Acanthostracion is a genus of marine ray-finned fishes belonging to the family Ostraciidae, the boxfishes. These fishes are found in the Atlantic Ocean.

==Taxonomy==
Acanthostracion was first proposed as a subgenus of Ostracion in 1865 by the Dutch physician, herpetologist and ichthyologist Pieter Bleeker. Bleeker did not designate a type species when he first used the name in his paper Notice sur les ostracions, confondus sous le nom d'Ostracion quadricornis L. et description des Ostracion notacanthus et guineensis but designated Ostracion quadricornis as the type species later in 1865 when he published his Atlas ichthyologique des Indes Orientalis Neerlandais. The 5th edition of Fishes of the World classifies this genus within the family Ostraciidae in the suborder Ostracioidea within the order Tetraodontiformes.

==Etymology==
Acanthostracion comes ἄκανθα (ákantha), meaning "spine, thorn", and Ostracion, as Bleeker originally proposed this taxon as a subgenus of the latter genus.

==Species==
There are currently 4 recognized species in this genus:
- Acanthostracion guineense (Bleeker, 1865) (West African cowfish)
- Acanthostracion notacanthus (Bleeker, 1863) (Island cowfish)
- Acanthostracion polygonius Poey, 1876 (Honeycomb cowfish)
- Acanthostracion quadricornis (Linnaeus, 1758) (Scrawled cowfish)

==Characteristics==
Acanthosracion cowfishes have an oblong, broad body which is encased within a bony carapace made up of thickened, typically hexagonal plate-like scales whichare sutured together. This carapce does not enclose the mouth, eyes, gill slits, fins and the caudal peduncle and caudal fin although it does encircle the bases of the dorsal and anal fins. There are large spine which preject in front of the eyes.
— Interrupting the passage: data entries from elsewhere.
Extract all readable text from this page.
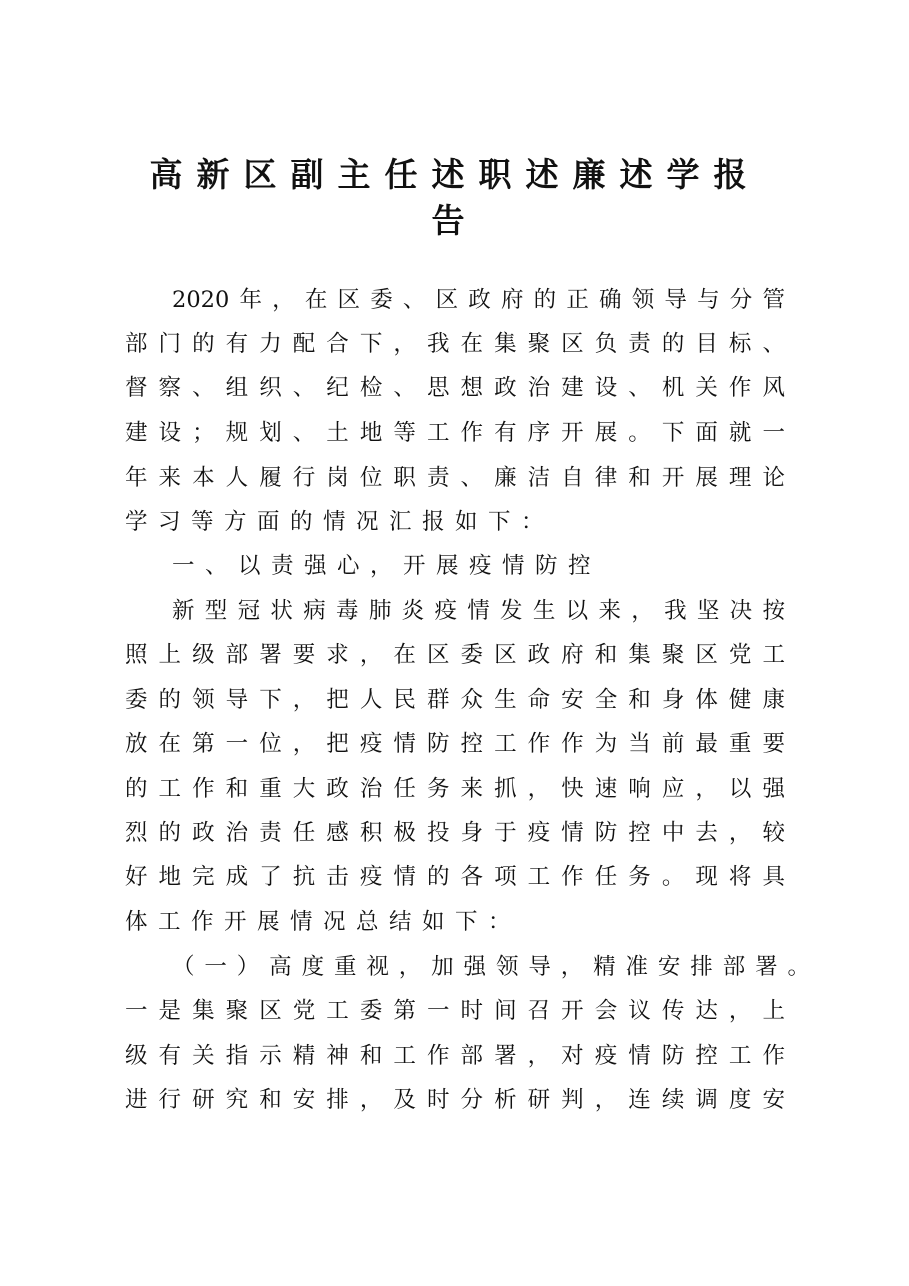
高新区副主任述职述廉述学报
告
2020年，在区委、区政府的正确领导与分管
部门的有力配合下，我在集聚区负责的目标、
督察、组织、纪检、思想政治建设、机关作风
建设；规划、土地等工作有序开展。下面就一
年来本人履行岗位职责、廉洁自律和开展理论
学习等方面的情况汇报如下：
一、以责强心，开展疫情防控
新型冠状病毒肺炎疫情发生以来，我坚决按
照上级部署要求，在区委区政府和集聚区党工
委的领导下，把人民群众生命安全和身体健康
放在第一位，把疫情防控工作作为当前最重要
的工作和重大政治任务来抓，快速响应，以强
烈的政治责任感积极投身于疫情防控中去，较
好地完成了抗击疫情的各项工作任务。现将具
体工作开展情况总结如下：
（一）高度重视，加强领导，精准安排部署。
一是集聚区党工委第一时间召开会议传达，上
级有关指示精神和工作部署，对疫情防控工作
进行研究和安排，及时分析研判，连续调度安
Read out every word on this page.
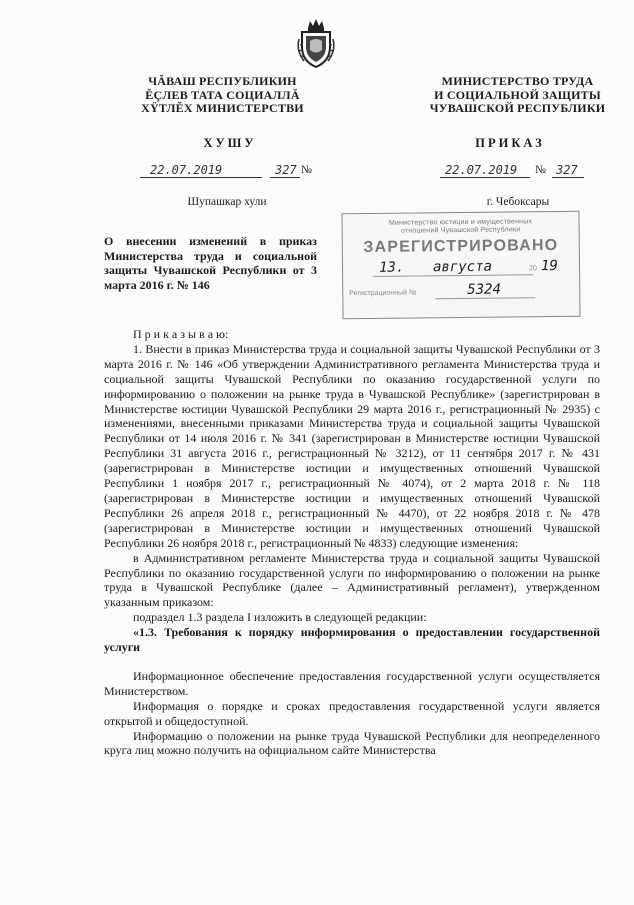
ЧĂВАШ РЕСПУБЛИКИН
ĔÇЛЕВ ТАТА СОЦИАЛЛĂ
ХŸТЛĔХ МИНИСТЕРСТВИ
МИНИСТЕРСТВО ТРУДА
И СОЦИАЛЬНОЙ ЗАЩИТЫ
ЧУВАШСКОЙ РЕСПУБЛИКИ
ХУШУ	ПРИКАЗ
22.07.2019	327 №	22.07.2019 № 327
Шупашкар хули	г. Чебоксары
Министерство юстиции и имущественных
отношений Чувашской Республики
ЗАРЕГИСТРИРОВАНО
13. августа	20 19
Регистрационный №	5324
О внесении изменений в приказ Министерства труда и социальной защиты Чувашской Республики от 3 марта 2016 г. № 146

П р и к а з ы в а ю:

1. Внести в приказ Министерства труда и социальной защиты Чувашской Республики от 3 марта 2016 г. № 146 «Об утверждении Административного регламента Министерства труда и социальной защиты Чувашской Республики по оказанию государственной услуги по информированию о положении на рынке труда в Чувашской Республике» (зарегистрирован в Министерстве юстиции Чувашской Республики 29 марта 2016 г., регистрационный № 2935) с изменениями, внесенными приказами Министерства труда и социальной защиты Чувашской Республики от 14 июля 2016 г. № 341 (зарегистрирован в Министерстве юстиции Чувашской Республики 31 августа 2016 г., регистрационный № 3212), от 11 сентября 2017 г. № 431 (зарегистрирован в Министерстве юстиции и имущественных отношений Чувашской Республики 1 ноября 2017 г., регистрационный № 4074), от 2 марта 2018 г. № 118 (зарегистрирован в Министерстве юстиции и имущественных отношений Чувашской Республики 26 апреля 2018 г., регистрационный № 4470), от 22 ноября 2018 г. № 478 (зарегистрирован в Министерстве юстиции и имущественных отношений Чувашской Республики 26 ноября 2018 г., регистрационный № 4833) следующие изменения:

в Административном регламенте Министерства труда и социальной защиты Чувашской Республики по оказанию государственной услуги по информированию о положении на рынке труда в Чувашской Республике (далее – Административный регламент), утвержденном указанным приказом:

подраздел 1.3 раздела I изложить в следующей редакции:

«1.3. Требования к порядку информирования о предоставлении государственной услуги

Информационное обеспечение предоставления государственной услуги осуществляется Министерством.

Информация о порядке и сроках предоставления государственной услуги является открытой и общедоступной.

Информацию о положении на рынке труда Чувашской Республики для неопределенного круга лиц можно получить на официальном сайте Министерства
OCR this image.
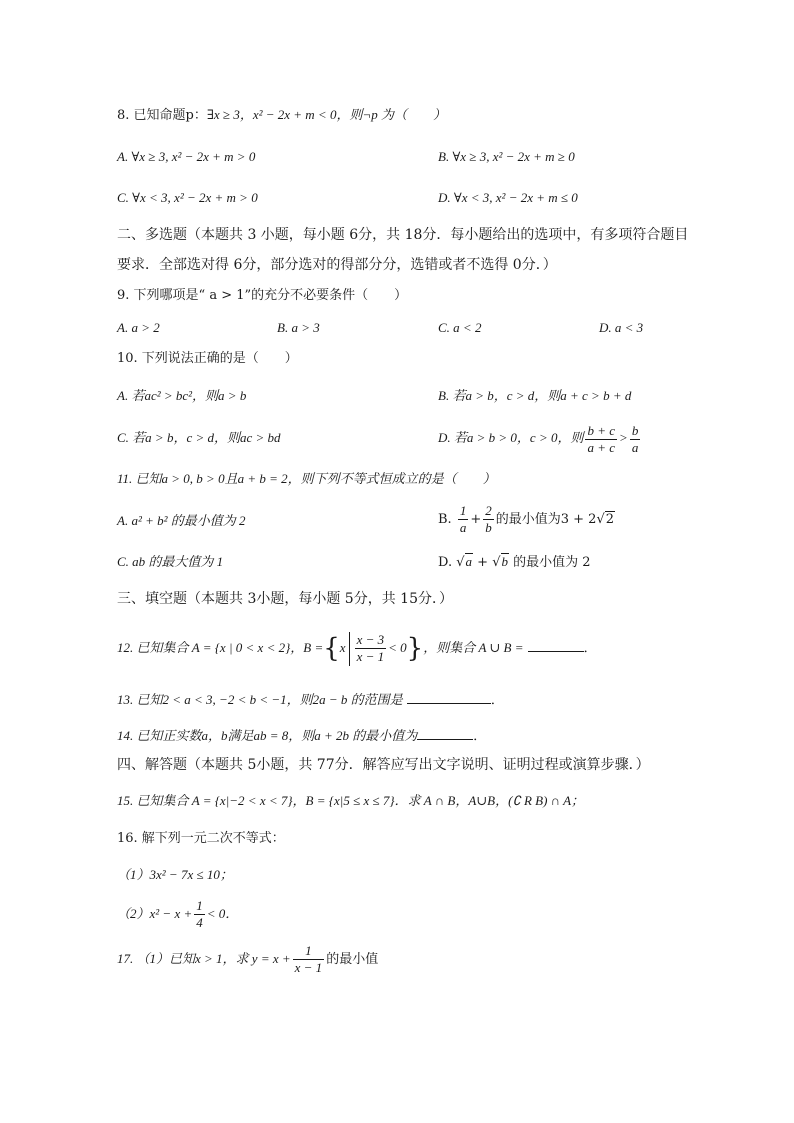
8. 已知命题p：∃x ≥ 3，x² − 2x + m < 0，则¬p 为（　　）
A. ∀x ≥ 3, x² − 2x + m > 0	B. ∀x ≥ 3, x² − 2x + m ≥ 0
C. ∀x < 3, x² − 2x + m > 0	D. ∀x < 3, x² − 2x + m ≤ 0
二、多选题（本题共 3 小题，每小题 6分，共 18分．每小题给出的选项中，有多项符合题目
要求．全部选对得 6分，部分选对的得部分分，选错或者不选得 0分．）
9. 下列哪项是“ a > 1”的充分不必要条件（　　）
A. a > 2	B. a > 3	C. a < 2	D. a < 3
10. 下列说法正确的是（　　）
A. 若ac² > bc²，则a > b	B. 若a > b，c > d，则a + c > b + d
C. 若a > b，c > d，则ac > bd	D. 若a > b > 0，c > 0，则 $\frac{b + c}{a + c} > \frac{b}{a}$
11. 已知a > 0, b > 0且a + b = 2，则下列不等式恒成立的是（　　）
A. a² + b² 的最小值为 2	B. $\frac{1}{a} + \frac{2}{b}$ 的最小值为3 + 2√2
C. ab 的最大值为 1	D. √a + √b 的最小值为 2
三、填空题（本题共 3小题，每小题 5分，共 15分．）
12. 已知集合 A = {x | 0 < x < 2}，$B =\{x \frac{x - 3}{x - 1} < 0\}$，则集合 A ∪ B =	．
13. 已知2 < a < 3, −2 < b < −1，则2a − b 的范围是	．
14. 已知正实数a，b满足ab = 8，则a + 2b 的最小值为	．
四、解答题（本题共 5小题，共 77分．解答应写出文字说明、证明过程或演算步骤．）
15. 已知集合 A = {x|−2 < x < 7}，B = {x|5 ≤ x ≤ 7}．求 A ∩ B，A∪B，(∁ R B) ∩ A；
16. 解下列一元二次不等式：
（1）3x² − 7x ≤ 10；
$(2)x^2 - x + \frac{1}{4} < 0$．
17. （1）已知x > 1，求 $y = x + \frac{1}{x - 1}$ 的最小值
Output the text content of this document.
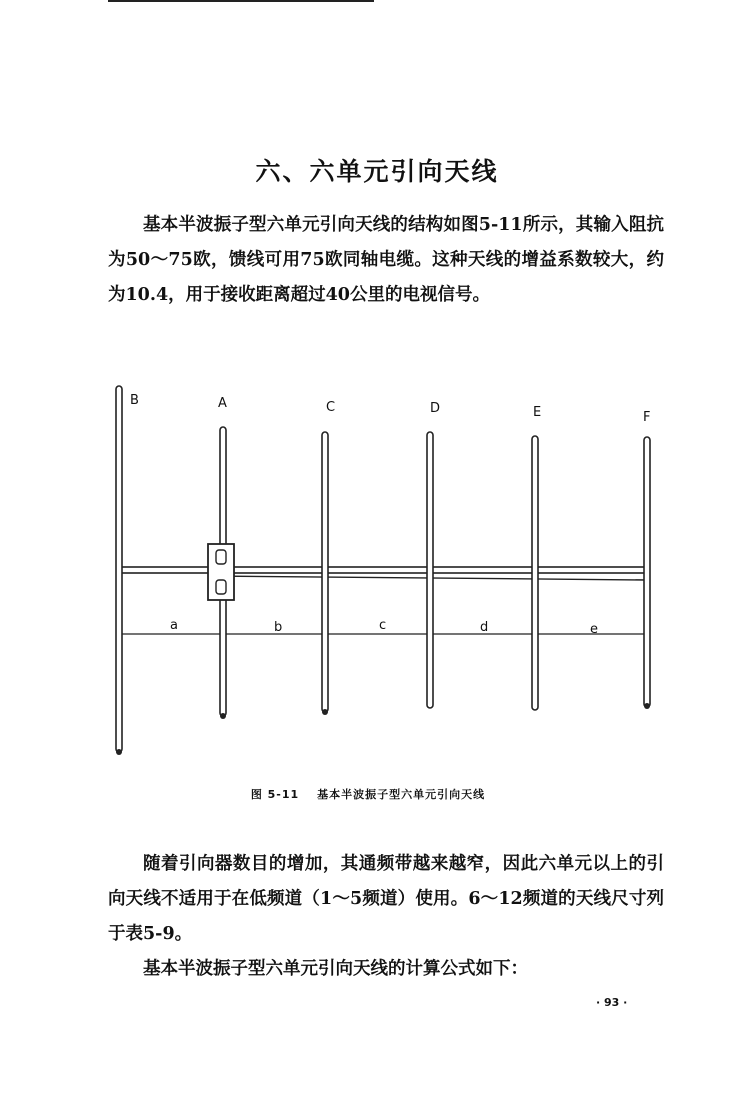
六、六单元引向天线

基本半波振子型六单元引向天线的结构如图5-11所示，其输入阻抗为50～75欧，馈线可用75欧同轴电缆。这种天线的增益系数较大，约为10.4，用于接收距离超过40公里的电视信号。

B	A	C	D	E	F
a	b	c	d	e
图 5-11 基本半波振子型六单元引向天线

随着引向器数目的增加，其通频带越来越窄，因此六单元以上的引向天线不适用于在低频道（1～5频道）使用。6～12频道的天线尺寸列于表5-9。

基本半波振子型六单元引向天线的计算公式如下：

· 93 ·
There are also spines at the lower rear angle of the carapace and the rearmost plate-like scales on the upper and lower caudal peduncle are expanded into small spines. The small mouth sits at the friont of the snout and it has fleshy lips and around 15 moderately sized conical teeth in each jaw. These cowfishes have maximum published total lengths from 18 cm in the West African cowfish to 55 cm in the scrawled cowfish.

==Distribution==
Acanthosracion cowfishes are restricted to the Atlantic Ocean with two Western Atlantic species distributed from New Jersey to Brazil in the Western Atlanticand two species in the eastern Atlantic off West Africa, as well as the Azores, Saint Helena, and Ascension Island.